10 Blogs About Creative Psychology

Studying the creative process itself (and its corresponding struggles) is useful for those who dabble in several different disciplines. Whether you knit, paint, write, sing, or conduct scientific experiments, understanding your mind and the minds of others is an undeniable asset. 

When I first started reading creativity blogs, I was glad to discover the broader topic of creative psychology (versus simple technical tips, sometimes in a domain not even relevant to me). 

Creativity Meets Mindfulness

Not only does thinking about your creative process help you become more aware, it also helps to ease anxiety, self-doubt, and negativity inevitably encountered while venturing into uncharted territories. 
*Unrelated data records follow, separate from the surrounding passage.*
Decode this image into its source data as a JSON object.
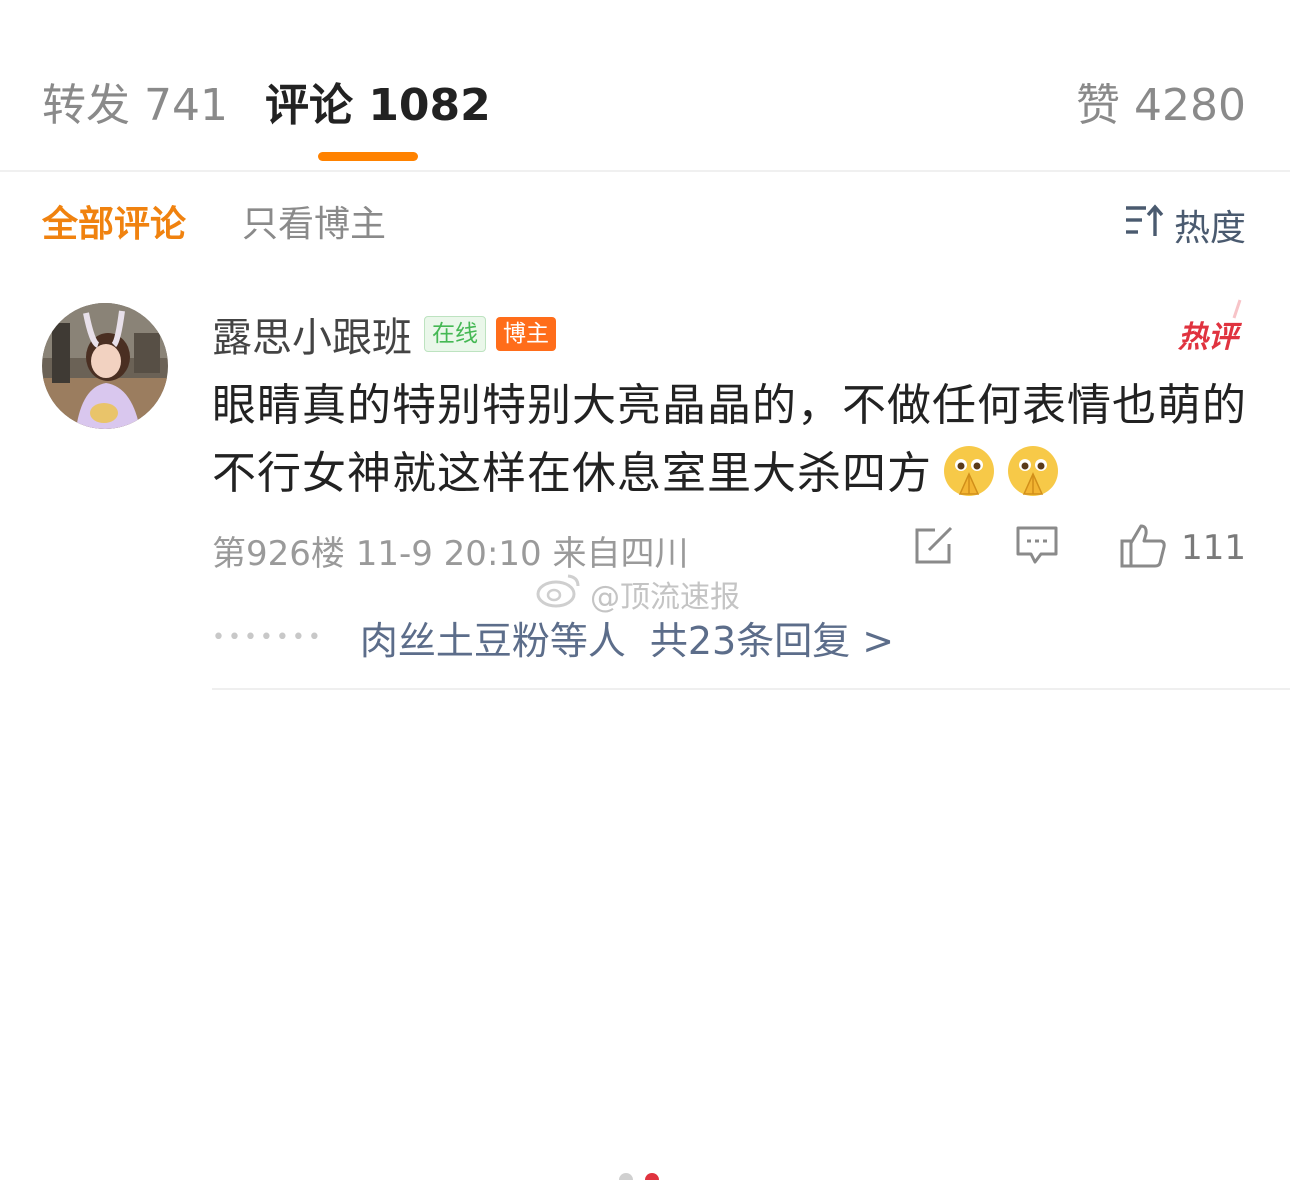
{
  "tabs": {
    "forward": "转发 741",
    "comment": "评论 1082",
    "like": "赞 4280"
  },
  "filters": {
    "all": "全部评论",
    "owner_only": "只看博主",
    "sort": "热度"
  },
  "comment": {
    "username": "露思小跟班",
    "badge_online": "在线",
    "badge_owner": "博主",
    "hot_label": "热评",
    "text": "眼睛真的特别特别大亮晶晶的，不做任何表情也萌的不行女神就这样在休息室里大杀四方",
    "emojis": [
      "pray-emoji",
      "pray-emoji"
    ],
    "meta": "第926楼 11-9 20:10 来自四川",
    "like_count": "111",
    "replies": {
      "users": "肉丝土豆粉等人",
      "count": "共23条回复 >"
    }
  },
  "watermark": "@顶流速报",
  "colors": {
    "accent": "#ff8200",
    "active_filter": "#f0820f",
    "hot": "#e0333f",
    "reply_link": "#5c6d8a"
  },
  "icons": [
    "sort-icon",
    "share-icon",
    "comment-icon",
    "like-icon",
    "weibo-logo-icon"
  ]
}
The creative process is meant to be difficult. Embracing those difficulties through the act of gaining knowledge is a noble endeavor.

I occasionally write about systemizing, the Theory of Positive Disintegration, and bibliotherapy on this blog (three favorite topics to come out of my formal time studying creative psychology). 

If you enjoy aspects of this site, you’ll enjoy the below blogs as well. Happy reading!

10 Creative Psychology Blogs

  1. The Artist’s Road

  2. Your Rainforest Mind 

  3. Eric Maisel (Author of more than 50 books about creativity, the creative life, and creativity coaching.)

  4. Steven Pressfield (Author of The War of Art. This site contains a great mix of creativity and history.)

  5. The Artist’s Way (Known as “The Godmother" and "High Priestess" of creativity, Julia Cameron is sister to James Cameron and has a child with Martin Scorsese. Needless, to say, she has great insights on the creative process). 

    A Brief Dive into the Douglas Eby Empire

    For prolific content on creative psychology, consider following Douglas Eby on Twitter. All of the below sites are generated by him and excellent in their own right. Topics include creativity,  personal growth, positive psychology, giftedness, and emotional health.

  6. Highly Sensitive and Creative

  7. High Ability

  8. Talent Development Resources

  9. Personal Growth Information

  10. The Inner Entrepreneur

Additional Thoughts

When I decided pursuing a PhD did not make sense for me, I was relieved to find several spaces online where I could continue to further my knowledge about creativity.

Whether in relation to the mind or the environment, the mysteries of the creative process are endless (and stories throughout history related to the creative process are epic too).

Integrating new creative knowledge here and there leaves room for what I really enjoy - engaging in creativity and not just studying it!

Do you like to study the creative process?

Do you have any sites you like to frequently visit that aren't mentioned here?